A Câmara de Comércio Exterior (Camex) deve autorizar a Anatel a homologar aparelhos celulares antes da importação. A medida, discutida nesta quinta-feira (12) entre os ministros do Desenvolvimento, Indústria e Comércio Exterior, Fernando Pimentel, e das Comunicações, Paulo Bernardo, visa barrar a entrata de aparelhos de baixo custo, que estão sendo importados de maneira muito volumosa, que impactam na balança de pagamento e têm problemas grave de qualidade técnica. “Isso tem preocupado muito o Ministério das Comunicações e a nós também”, disse Pimentel.

 

Levantamento da Associação Brasileira da Indústria Elétrica e Eletrônica (Abinee) aponta o crescimento da participação desses aparelhos na base de celulares do país, que saltou de 9% do total de aparelhos vendidos no Brasil em 2009, para 20% no primeiro semestre de 2011. Com o novo procedimento, que será apreciado na reunião da Camex do próximo dia 25, as empresas precisarão da certificação dos aparelhos pela Anatel antes da importação. “Hoje, a homologação de celulares é feita pela Anatel depois que o produto já está no país e isso abre uma possibilidade enorme de fraude”, disse Pimentel.

 

Pelo novo procedimento, a homologação do aparelho, que certifica se ele atende as normas de segurança e de operacionalidade da lei brasileira, vai ser feita com antecedência.  Ou seja, para receber a licença de importação, o empresário precisará apresentar o atestado de homologação do aparelho pela Anatel.

 

“Nós achamos que essa já é uma providência importante”, disse o titular do Mdic.
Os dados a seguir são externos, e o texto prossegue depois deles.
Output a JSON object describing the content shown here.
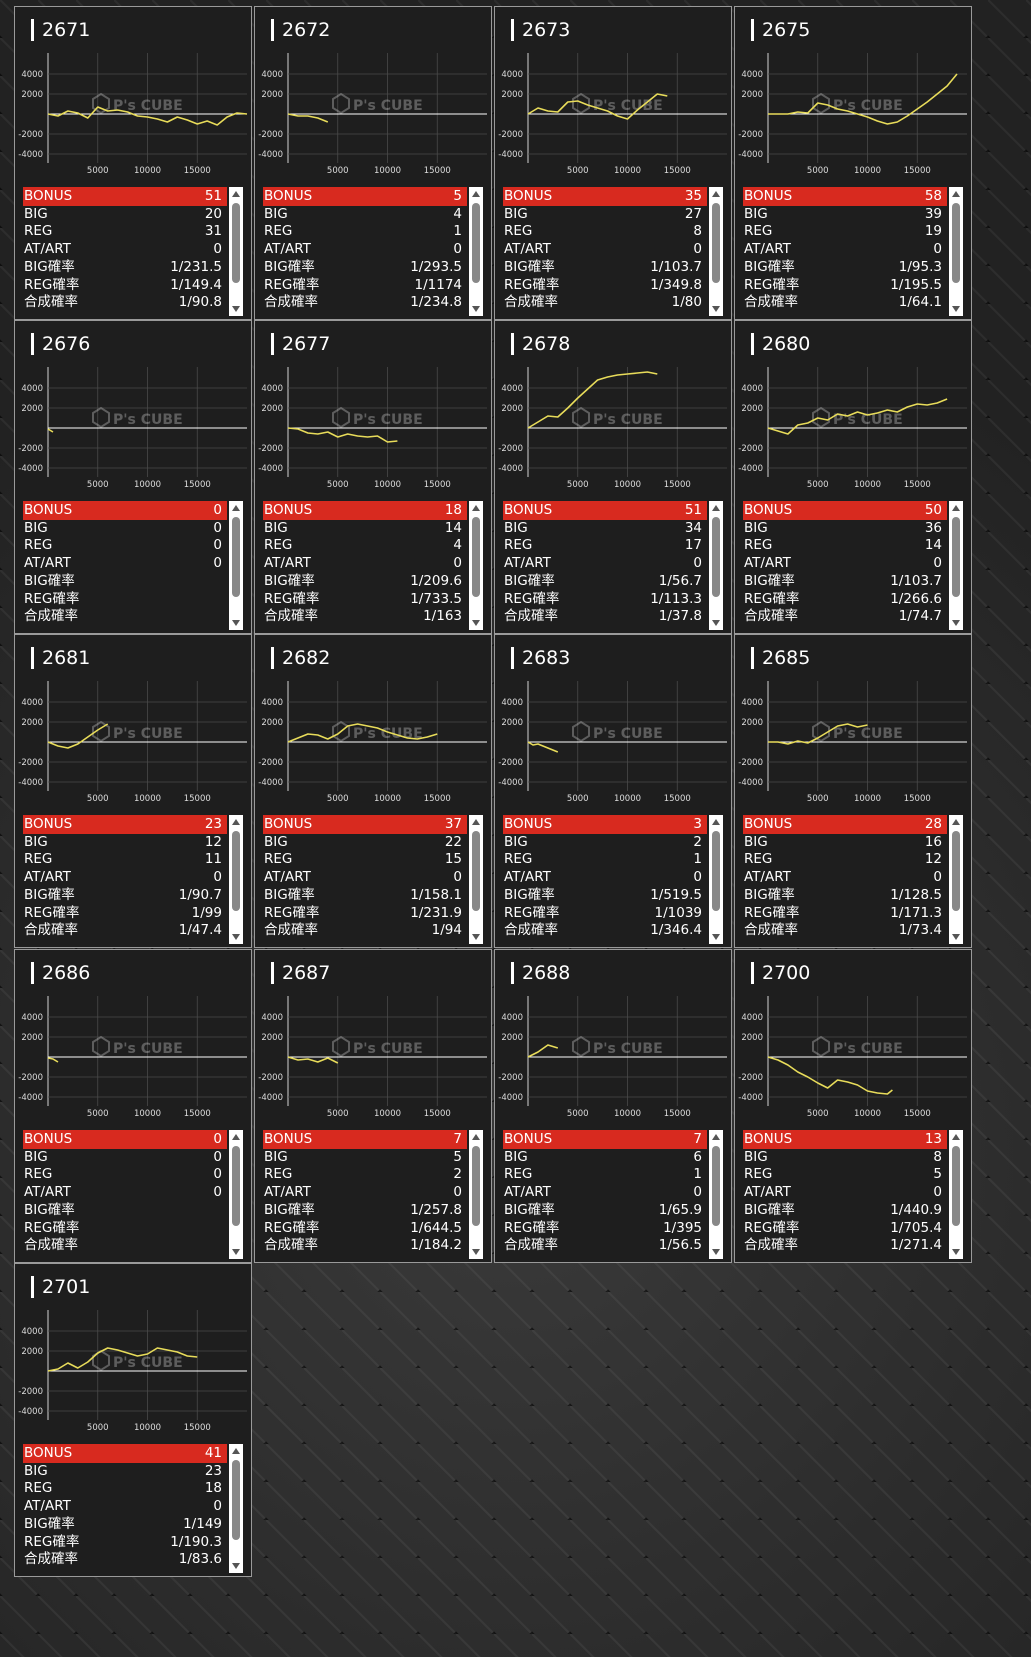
{
  "labels": {
    "bonus": "BONUS",
    "big": "BIG",
    "reg": "REG",
    "atart": "AT/ART",
    "big_prob": "BIG確率",
    "reg_prob": "REG確率",
    "total_prob": "合成確率"
  },
  "watermark": "P's CUBE",
  "colors": {
    "bonus_bar": "#d82a1f",
    "line": "#e8dc5a",
    "panel": "#1e1e1e",
    "border": "#9a9a9a"
  },
  "chart_axes": {
    "y_ticks": [
      "4000",
      "2000",
      "-2000",
      "-4000"
    ],
    "x_ticks": [
      "5000",
      "10000",
      "15000"
    ]
  },
  "machines": [
    {
      "id": "2671",
      "bonus": "51",
      "big": "20",
      "reg": "31",
      "atart": "0",
      "big_prob": "1/231.5",
      "reg_prob": "1/149.4",
      "total_prob": "1/90.8"
    },
    {
      "id": "2672",
      "bonus": "5",
      "big": "4",
      "reg": "1",
      "atart": "0",
      "big_prob": "1/293.5",
      "reg_prob": "1/1174",
      "total_prob": "1/234.8"
    },
    {
      "id": "2673",
      "bonus": "35",
      "big": "27",
      "reg": "8",
      "atart": "0",
      "big_prob": "1/103.7",
      "reg_prob": "1/349.8",
      "total_prob": "1/80"
    },
    {
      "id": "2675",
      "bonus": "58",
      "big": "39",
      "reg": "19",
      "atart": "0",
      "big_prob": "1/95.3",
      "reg_prob": "1/195.5",
      "total_prob": "1/64.1"
    },
    {
      "id": "2676",
      "bonus": "0",
      "big": "0",
      "reg": "0",
      "atart": "0",
      "big_prob": "",
      "reg_prob": "",
      "total_prob": ""
    },
    {
      "id": "2677",
      "bonus": "18",
      "big": "14",
      "reg": "4",
      "atart": "0",
      "big_prob": "1/209.6",
      "reg_prob": "1/733.5",
      "total_prob": "1/163"
    },
    {
      "id": "2678",
      "bonus": "51",
      "big": "34",
      "reg": "17",
      "atart": "0",
      "big_prob": "1/56.7",
      "reg_prob": "1/113.3",
      "total_prob": "1/37.8"
    },
    {
      "id": "2680",
      "bonus": "50",
      "big": "36",
      "reg": "14",
      "atart": "0",
      "big_prob": "1/103.7",
      "reg_prob": "1/266.6",
      "total_prob": "1/74.7"
    },
    {
      "id": "2681",
      "bonus": "23",
      "big": "12",
      "reg": "11",
      "atart": "0",
      "big_prob": "1/90.7",
      "reg_prob": "1/99",
      "total_prob": "1/47.4"
    },
    {
      "id": "2682",
      "bonus": "37",
      "big": "22",
      "reg": "15",
      "atart": "0",
      "big_prob": "1/158.1",
      "reg_prob": "1/231.9",
      "total_prob": "1/94"
    },
    {
      "id": "2683",
      "bonus": "3",
      "big": "2",
      "reg": "1",
      "atart": "0",
      "big_prob": "1/519.5",
      "reg_prob": "1/1039",
      "total_prob": "1/346.4"
    },
    {
      "id": "2685",
      "bonus": "28",
      "big": "16",
      "reg": "12",
      "atart": "0",
      "big_prob": "1/128.5",
      "reg_prob": "1/171.3",
      "total_prob": "1/73.4"
    },
    {
      "id": "2686",
      "bonus": "0",
      "big": "0",
      "reg": "0",
      "atart": "0",
      "big_prob": "",
      "reg_prob": "",
      "total_prob": ""
    },
    {
      "id": "2687",
      "bonus": "7",
      "big": "5",
      "reg": "2",
      "atart": "0",
      "big_prob": "1/257.8",
      "reg_prob": "1/644.5",
      "total_prob": "1/184.2"
    },
    {
      "id": "2688",
      "bonus": "7",
      "big": "6",
      "reg": "1",
      "atart": "0",
      "big_prob": "1/65.9",
      "reg_prob": "1/395",
      "total_prob": "1/56.5"
    },
    {
      "id": "2700",
      "bonus": "13",
      "big": "8",
      "reg": "5",
      "atart": "0",
      "big_prob": "1/440.9",
      "reg_prob": "1/705.4",
      "total_prob": "1/271.4"
    },
    {
      "id": "2701",
      "bonus": "41",
      "big": "23",
      "reg": "18",
      "atart": "0",
      "big_prob": "1/149",
      "reg_prob": "1/190.3",
      "total_prob": "1/83.6"
    }
  ],
  "chart_data": [
    {
      "type": "line",
      "title": "2671",
      "x": [
        0,
        1000,
        2000,
        3000,
        4000,
        5000,
        6000,
        7000,
        8000,
        9000,
        10000,
        11000,
        12000,
        13000,
        14000,
        15000,
        16000,
        17000,
        18000,
        19000,
        20000
      ],
      "y": [
        0,
        -200,
        300,
        100,
        -400,
        700,
        300,
        400,
        200,
        -200,
        -300,
        -500,
        -800,
        -300,
        -600,
        -1000,
        -700,
        -1100,
        -300,
        100,
        0
      ]
    },
    {
      "type": "line",
      "title": "2672",
      "x": [
        0,
        1000,
        2000,
        3000,
        4000
      ],
      "y": [
        0,
        -200,
        -200,
        -400,
        -800
      ]
    },
    {
      "type": "line",
      "title": "2673",
      "x": [
        0,
        1000,
        2000,
        3000,
        4000,
        5000,
        6000,
        7000,
        8000,
        9000,
        10000,
        11000,
        12000,
        13000,
        14000
      ],
      "y": [
        0,
        600,
        300,
        200,
        1200,
        1300,
        900,
        600,
        300,
        -200,
        -500,
        400,
        1200,
        2000,
        1800
      ]
    },
    {
      "type": "line",
      "title": "2675",
      "x": [
        0,
        1000,
        2000,
        3000,
        4000,
        5000,
        6000,
        7000,
        8000,
        9000,
        10000,
        11000,
        12000,
        13000,
        14000,
        15000,
        16000,
        17000,
        18000,
        19000
      ],
      "y": [
        0,
        0,
        0,
        200,
        100,
        1100,
        900,
        500,
        300,
        0,
        -300,
        -700,
        -1000,
        -800,
        -200,
        500,
        1200,
        2000,
        2800,
        4000
      ]
    },
    {
      "type": "line",
      "title": "2676",
      "x": [
        0,
        500
      ],
      "y": [
        -100,
        -400
      ]
    },
    {
      "type": "line",
      "title": "2677",
      "x": [
        0,
        1000,
        2000,
        3000,
        4000,
        5000,
        6000,
        7000,
        8000,
        9000,
        10000,
        11000
      ],
      "y": [
        0,
        -100,
        -500,
        -600,
        -400,
        -900,
        -600,
        -800,
        -900,
        -800,
        -1400,
        -1300
      ]
    },
    {
      "type": "line",
      "title": "2678",
      "x": [
        0,
        1000,
        2000,
        3000,
        4000,
        5000,
        6000,
        7000,
        8000,
        9000,
        10000,
        11000,
        12000,
        13000
      ],
      "y": [
        0,
        600,
        1200,
        1100,
        2000,
        3000,
        3900,
        4800,
        5100,
        5300,
        5400,
        5500,
        5600,
        5400
      ]
    },
    {
      "type": "line",
      "title": "2680",
      "x": [
        0,
        1000,
        2000,
        3000,
        4000,
        5000,
        6000,
        7000,
        8000,
        9000,
        10000,
        11000,
        12000,
        13000,
        14000,
        15000,
        16000,
        17000,
        18000
      ],
      "y": [
        0,
        -300,
        -600,
        300,
        500,
        1000,
        800,
        1400,
        1200,
        1600,
        1300,
        1500,
        1800,
        1600,
        2100,
        2400,
        2300,
        2500,
        2900
      ]
    },
    {
      "type": "line",
      "title": "2681",
      "x": [
        0,
        1000,
        2000,
        3000,
        4000,
        5000,
        6000
      ],
      "y": [
        0,
        -400,
        -600,
        -200,
        500,
        1200,
        1800
      ]
    },
    {
      "type": "line",
      "title": "2682",
      "x": [
        0,
        2000,
        3000,
        4000,
        5000,
        6000,
        7000,
        8000,
        9000,
        10000,
        11000,
        12000,
        13000,
        14000,
        15000
      ],
      "y": [
        0,
        800,
        700,
        300,
        800,
        1600,
        1800,
        1600,
        1400,
        1000,
        700,
        400,
        300,
        500,
        800
      ]
    },
    {
      "type": "line",
      "title": "2683",
      "x": [
        0,
        500,
        1000,
        2000,
        3000
      ],
      "y": [
        0,
        -300,
        -200,
        -600,
        -1000
      ]
    },
    {
      "type": "line",
      "title": "2685",
      "x": [
        0,
        1000,
        2000,
        3000,
        4000,
        5000,
        6000,
        7000,
        8000,
        9000,
        10000
      ],
      "y": [
        0,
        0,
        -200,
        100,
        -100,
        400,
        1000,
        1600,
        1800,
        1500,
        1700
      ]
    },
    {
      "type": "line",
      "title": "2686",
      "x": [
        0,
        500,
        1000
      ],
      "y": [
        -100,
        -200,
        -500
      ]
    },
    {
      "type": "line",
      "title": "2687",
      "x": [
        0,
        1000,
        2000,
        3000,
        4000,
        5000
      ],
      "y": [
        0,
        -300,
        -200,
        -500,
        -100,
        -600
      ]
    },
    {
      "type": "line",
      "title": "2688",
      "x": [
        0,
        1000,
        2000,
        3000
      ],
      "y": [
        0,
        500,
        1200,
        900
      ]
    },
    {
      "type": "line",
      "title": "2700",
      "x": [
        0,
        1000,
        2000,
        3000,
        4000,
        5000,
        6000,
        7000,
        8000,
        9000,
        10000,
        11000,
        12000,
        12500
      ],
      "y": [
        0,
        -300,
        -800,
        -1500,
        -2000,
        -2600,
        -3100,
        -2300,
        -2500,
        -2800,
        -3400,
        -3600,
        -3700,
        -3300
      ]
    },
    {
      "type": "line",
      "title": "2701",
      "x": [
        0,
        1000,
        2000,
        3000,
        4000,
        5000,
        6000,
        7000,
        8000,
        9000,
        10000,
        11000,
        12000,
        13000,
        14000,
        15000
      ],
      "y": [
        0,
        200,
        800,
        300,
        900,
        1800,
        2300,
        2100,
        1800,
        1500,
        1700,
        2300,
        2100,
        1900,
        1500,
        1400
      ]
    }
  ]
}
Outra providência que pode ser tomada é pedir que a Receita Federal coloque o celular, que hoje está no regime de licença automática, como produto da linha cinza, que requer maior fiscalização. “Mas aí tem que conversar com o Ministério da Fazenda”, disse.

 

Pimentel disse que haverá uma segunda etapa no sentido de barrar esses celulares, mas que será negociada entre o ministro das Comunicações e as operadoras de telefonia móvel. A ideia é pedir às prestadoras que não habilitem aparelhos que não sejam homologados. “Mas isso vai ser feito a posteriori”, completou Pimentel.